Die Epoche des Barock (1600-1720)
1.1 Der Begriff
· Frz.: baroque= schräg, unregelmäßig (Beschaffenheit von Perlen)
· Teil der Frühen Neuzeit (16. Jh. Renaissance/Humanismus, 17. Jh. Barock, 18. Jh. Aufklärung)
· Leben und Denken geprägt von Dualismen: Gott-Welt, Diesseits-Jenseits, Augenblick-Ewigkeit, Höhe-Fall, Ordnung-Chaos, Krieg-Frieden (antipodisches Denken)
· Historisch/Kulturell:30 jähriger Krieg (Konfessionskrieg zwischen Protestanten und Katholiken) und Gräulerfahrungen - Prunk der höfischen Kultur; Etablierung des Deutschen im kirchlichen Bereich (Luthers Bibelübertragung, Kirchenlieder); humanistische Bildung zum Teil auf Deutsch; Theaterkultur (Jesuiten, Wanderbühne)
· Literatur: streng normierende Poetiken, rhetorisch Ausgeformt; Unterstützung absolutistischer Denkweise, aber mit durchaus kritischem Blick auf das Hofleben; Thematisierung ernster Probleme; Rhetorik an antiken Idealen ausgerichtet; geprägt von Antithesen, Lyrik: Alexandriner, carpe diem-Motiv (Nutze den Tag!)
Opitz: „Buch von der Deutschen Poeterey“ (1624)
· Stilbegriff:Manierismus: Erstarrung in tradierten Formen; Überbetonung des ästhetischen Aspekts gegenüber dem Inhalt
2.2 Gesellschaft, Politik und Kultur
· 30 jähriger Krieg, Verwüstung, Epidemien, Hungersnöte, Kriegshandlungen und Aufstände in ganz Europa vs.
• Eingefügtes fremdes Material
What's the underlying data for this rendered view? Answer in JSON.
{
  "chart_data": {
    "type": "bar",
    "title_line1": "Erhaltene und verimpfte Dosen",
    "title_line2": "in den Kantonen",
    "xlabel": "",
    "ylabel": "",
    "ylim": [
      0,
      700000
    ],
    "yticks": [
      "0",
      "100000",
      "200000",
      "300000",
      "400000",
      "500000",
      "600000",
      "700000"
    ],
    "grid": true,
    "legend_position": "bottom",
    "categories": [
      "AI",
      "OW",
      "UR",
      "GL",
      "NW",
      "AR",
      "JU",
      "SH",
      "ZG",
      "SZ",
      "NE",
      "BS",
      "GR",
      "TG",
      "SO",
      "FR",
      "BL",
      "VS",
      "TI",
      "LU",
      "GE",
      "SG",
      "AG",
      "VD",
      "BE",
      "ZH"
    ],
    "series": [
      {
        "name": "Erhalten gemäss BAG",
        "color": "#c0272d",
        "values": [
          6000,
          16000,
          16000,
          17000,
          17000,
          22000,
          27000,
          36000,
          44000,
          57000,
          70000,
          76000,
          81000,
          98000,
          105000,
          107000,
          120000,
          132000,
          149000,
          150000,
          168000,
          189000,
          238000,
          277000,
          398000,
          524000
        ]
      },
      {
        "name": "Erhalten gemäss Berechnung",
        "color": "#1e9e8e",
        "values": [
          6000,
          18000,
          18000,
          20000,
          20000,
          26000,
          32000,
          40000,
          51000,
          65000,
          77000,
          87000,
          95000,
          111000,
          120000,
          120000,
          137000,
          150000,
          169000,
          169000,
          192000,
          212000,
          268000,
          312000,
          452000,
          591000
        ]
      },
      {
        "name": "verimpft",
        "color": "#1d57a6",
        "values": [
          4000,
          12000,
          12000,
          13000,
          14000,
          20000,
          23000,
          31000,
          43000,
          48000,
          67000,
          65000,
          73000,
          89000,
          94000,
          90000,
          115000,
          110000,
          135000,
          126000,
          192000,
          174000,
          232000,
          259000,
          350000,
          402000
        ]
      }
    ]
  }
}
Erster Schritt zur Modernisierung der Gesellschaft, des Staates und der Lebenspraxis
· Entstehung einer Kulturnation mit eigener Sprache (Hochdeutsch), Literatur und Musik
· Etablierung von Zeitschriften und Zeitungen, wichtige Erfindungen (Luftpumpe, Teleskop, Mikroskop, Thermometer, Rechenmaschine etc.)
· Entstehung von Universitäten und Gymnasien
· Reformen im Bildungswesen
· Konfessionelle (katholisch-protestantisch), politische (kaiserlich-ständisch), geographische (süd-nord) und gesellschaftliche (höfisch-bürgerlich) Gegensätze
2.2.1 Reichsstruktur
· Das Heilige Römische Reich Deutscher Nation (Norditalien, Niederlande, habsburgischen Länder, Teile Dänemarks) vom Kaiser regiert, mit politisch unabhängigen Kleinstaaten (absolutistisch geprägt)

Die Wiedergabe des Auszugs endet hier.